How does the type of wood make a difference?
For instance, when we are referring to hardwood, the most aggressive cutting option would be your full chisel cutter. This chisel will have the dimensions of a 90 degree angle and a square shape. However, due to the full chisel cutter having such an aggressive cut, the chisel won’t last for long periods on hardwood or even dirty cutting conditions. Thus, more maintenance on the chain will be required throughout that type of cutting environment. Many users would favour a semi chisel chain over a full chisel cutter because it maintains a better stay sharp property and will remain sharper for longer periods.
Does bar length matter?
When using a longer bar (32″ and longer) many people will often find a term called skip-tooth chain occurring. This method would be popular when you are cross cutting or milling. The chain will have the ability to clear the chip going through the saw, this is due to a less number of cutters. If the chain had the standard number of cutters rather than the reduced number, it would tend to get bogged down and drag because of the quantity of chips being pulled through. The benefits of reducing the number of cutter you use includes reducing the drag amount, thus, reducing the amount of power needed to get through that certain cut.
Side note: Chain speed is affected by the gauge thickness, pitch weight, gauge chain, bar length and chain length. You will require more power to pull a longer, thicker and heavier gauge through the wood, therefore reducing chain speed.
Saw powered by battery or gas, Is there a difference?

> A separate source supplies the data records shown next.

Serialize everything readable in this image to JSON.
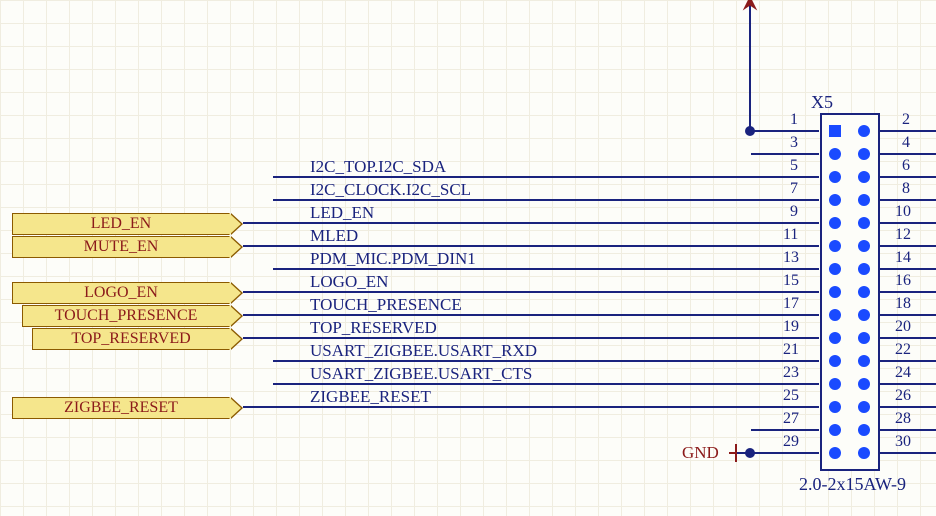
{
  "connector": {
    "designator": "X5",
    "footprint": "2.0-2x15AW-9"
  },
  "ports": {
    "led_en": "LED_EN",
    "mute_en": "MUTE_EN",
    "logo_en": "LOGO_EN",
    "touch_presence": "TOUCH_PRESENCE",
    "top_reserved": "TOP_RESERVED",
    "zigbee_reset": "ZIGBEE_RESET"
  },
  "nets": {
    "n5": "I2C_TOP.I2C_SDA",
    "n7": "I2C_CLOCK.I2C_SCL",
    "n9": "LED_EN",
    "n11": "MLED",
    "n13": "PDM_MIC.PDM_DIN1",
    "n15": "LOGO_EN",
    "n17": "TOUCH_PRESENCE",
    "n19": "TOP_RESERVED",
    "n21": "USART_ZIGBEE.USART_RXD",
    "n23": "USART_ZIGBEE.USART_CTS",
    "n25": "ZIGBEE_RESET"
  },
  "power": {
    "gnd": "GND"
  },
  "pins": {
    "p1": "1",
    "p2": "2",
    "p3": "3",
    "p4": "4",
    "p5": "5",
    "p6": "6",
    "p7": "7",
    "p8": "8",
    "p9": "9",
    "p10": "10",
    "p11": "11",
    "p12": "12",
    "p13": "13",
    "p14": "14",
    "p15": "15",
    "p16": "16",
    "p17": "17",
    "p18": "18",
    "p19": "19",
    "p20": "20",
    "p21": "21",
    "p22": "22",
    "p23": "23",
    "p24": "24",
    "p25": "25",
    "p26": "26",
    "p27": "27",
    "p28": "28",
    "p29": "29",
    "p30": "30"
  }
}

The biggest difference between a battery powered or a gas powered saw is the cc equivalence. For example a brand new battery powered chain saw may be equivalent to a 35-cc gas powered chain saw. It all depends on the level of power that particular chainsaw has, and you want to make sure that you are using a lower profile chain or lighter weight to ensure optimal power efficiency. In most cases, battery powered saws are going to be further down the cc spectrum.
Are Saw Chains made from different metals?
When it comes to saw chain metals, there are not many components. The complexity is the speed in which is required to produce and the linkages needed to form those chains. All the different parts of the chain such as the drive link, cutter, rivet etc will all have varied specifications, thus requiring multiple modifications to create. The process includes various heat methods, coating and plating operations. The process to produce a saw chain is quite complex and that is why there is only small number of manufacturers in the world that actually create them.
Note: Every chain manufacturer has there own coding specifications and metal treatments.